I was 20 years old, on my first-ever European vacation with my parents. We had just flown from France, where we’d visited my great uncle and his family, to Reggio, Calabria, where my dad was born. On arrival into Titto Minitti airport, which is a tiny one or two terminal structure, we walked down the jetway and into the gate to find a gathering of forty-some people who were waiting. For us. For my father. These were great aunts, uncles, and distant cousins who remembered the tumultuous time when my father was born and perhaps hadn’t laid eyes on him since he was a baby. These strangers who were my family, filled the small space completely, their faces tear-streaked, their arms opened wide in anticipation of my parents and me. An overwhelming sense of love and acceptance and belonging slammed into my heart at that moment. Here were these strangers, crying out my name, pulling me to their bosoms and holding me as their tears washed over my skin, kissing my cheeks repeatedly. They’d never even met me, and yet they cared deeply for me. Why? Because I was family. And that was enough.
This aspect of Italian culture is probably what speaks most loudly to me. Even as I am sucked up into this memory, I’m crying.
5) You create a real lushness of setting and culture in Beautiful Secret. What was your research process like in preparation for your novel?
Most of the places I describe in Beautiful Secret are places I’ve seen and experienced. Bibba, a dance club that is the setting for a pivotal scene in the story, is based on a disco my own cousins took me to. Zio Nino’s French and Italian homes are real places, where I’ve spent weeks of my life. Valanidi is Guiseppe’s hometown and Trunca is the mountain town where my grandmother, Maria grew up. Trunca truly does seem as if it’s plucked out of time, existing entirely in its own personalized era.
Much of my research involved asking my cousins a gazillion questions. I have never personally driven from Revin, France to Valanidi, in Reggio, Calabria, but my cousin from France does it every year. He mapped out his route for me and gave me details about the stops along the way. One funny tidbit is this- during editing phase, my copyeditor questioned me about Michel, one of the main characters, stopping for “delicious coffee” at a gas station across the Italian border. She asked how gas station coffee could be delicious when most people view it as disgusting. I giggled when I read this, knowing that terrible coffee is probably impossible to find in Italy. They don’t do terrible coffee. The minute you cross the border, the taste of the coffee changes. On swallowing the first sip, you know you are in Italy. My cousin detailed to me where he always stops for his first Italian coffee after he crosses the border on his long drive.
6) What other advice would you give writers who want to enfold a unique cultural heritage into their writing?
Again – writing what you know, where you’ve been, the cultures you are passionate about. Immerse yourself in the place, the people. For me, that’s really the only way to know a culture well enough to set a book in its country.
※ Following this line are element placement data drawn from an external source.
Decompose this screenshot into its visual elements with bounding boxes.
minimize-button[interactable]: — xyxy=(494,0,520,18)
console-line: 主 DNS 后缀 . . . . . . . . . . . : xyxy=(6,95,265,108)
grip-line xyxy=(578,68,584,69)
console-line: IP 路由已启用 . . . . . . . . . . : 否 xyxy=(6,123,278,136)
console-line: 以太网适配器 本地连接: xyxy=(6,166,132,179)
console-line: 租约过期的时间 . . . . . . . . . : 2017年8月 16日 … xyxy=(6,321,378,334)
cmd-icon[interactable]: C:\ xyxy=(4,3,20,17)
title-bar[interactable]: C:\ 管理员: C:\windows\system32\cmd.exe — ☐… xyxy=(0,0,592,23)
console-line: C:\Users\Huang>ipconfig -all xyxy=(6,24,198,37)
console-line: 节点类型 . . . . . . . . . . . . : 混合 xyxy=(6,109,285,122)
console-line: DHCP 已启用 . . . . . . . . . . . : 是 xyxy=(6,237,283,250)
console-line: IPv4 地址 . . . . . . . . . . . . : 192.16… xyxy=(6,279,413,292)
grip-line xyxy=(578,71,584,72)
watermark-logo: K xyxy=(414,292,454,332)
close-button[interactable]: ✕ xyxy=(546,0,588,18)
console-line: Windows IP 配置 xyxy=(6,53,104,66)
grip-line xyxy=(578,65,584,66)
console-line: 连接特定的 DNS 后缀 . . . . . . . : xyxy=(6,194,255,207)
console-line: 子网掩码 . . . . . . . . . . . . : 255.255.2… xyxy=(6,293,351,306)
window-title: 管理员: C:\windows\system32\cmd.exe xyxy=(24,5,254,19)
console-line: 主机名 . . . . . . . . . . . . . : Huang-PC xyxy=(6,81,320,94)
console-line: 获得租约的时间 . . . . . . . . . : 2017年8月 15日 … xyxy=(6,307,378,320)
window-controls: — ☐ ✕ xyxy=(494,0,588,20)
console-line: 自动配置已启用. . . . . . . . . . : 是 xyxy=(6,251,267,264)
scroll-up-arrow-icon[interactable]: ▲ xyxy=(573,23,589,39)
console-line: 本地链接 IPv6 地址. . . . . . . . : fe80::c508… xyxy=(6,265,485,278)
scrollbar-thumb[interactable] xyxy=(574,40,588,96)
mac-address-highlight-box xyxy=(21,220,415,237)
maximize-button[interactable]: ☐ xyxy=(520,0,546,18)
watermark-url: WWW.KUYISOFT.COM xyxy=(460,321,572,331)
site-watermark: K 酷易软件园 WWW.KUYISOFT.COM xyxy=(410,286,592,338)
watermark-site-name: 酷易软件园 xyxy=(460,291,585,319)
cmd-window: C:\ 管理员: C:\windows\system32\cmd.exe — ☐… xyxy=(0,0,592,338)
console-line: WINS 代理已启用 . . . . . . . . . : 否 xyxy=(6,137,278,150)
7) One final question: If you had to choose one aspect of Italy that constantly draws you back to its place and culture, what would it be?
That’s easy. My family. The place where my father was born. Most people who plan a trip to Italy imagine all of the things and places they will see. Rome, The Vatican, Pisa, perhaps. Me? I’ve been to Rome, and I enjoyed the history there. I would like to travel through other parts of Italy, but Calabria, specifically Valanidi, always beckons me back. It’s like there is a magnet on that mountain, and I’m drawn to it with an inexplicable force. And when I get there, it’s like I can finally breathe. Like I’m home.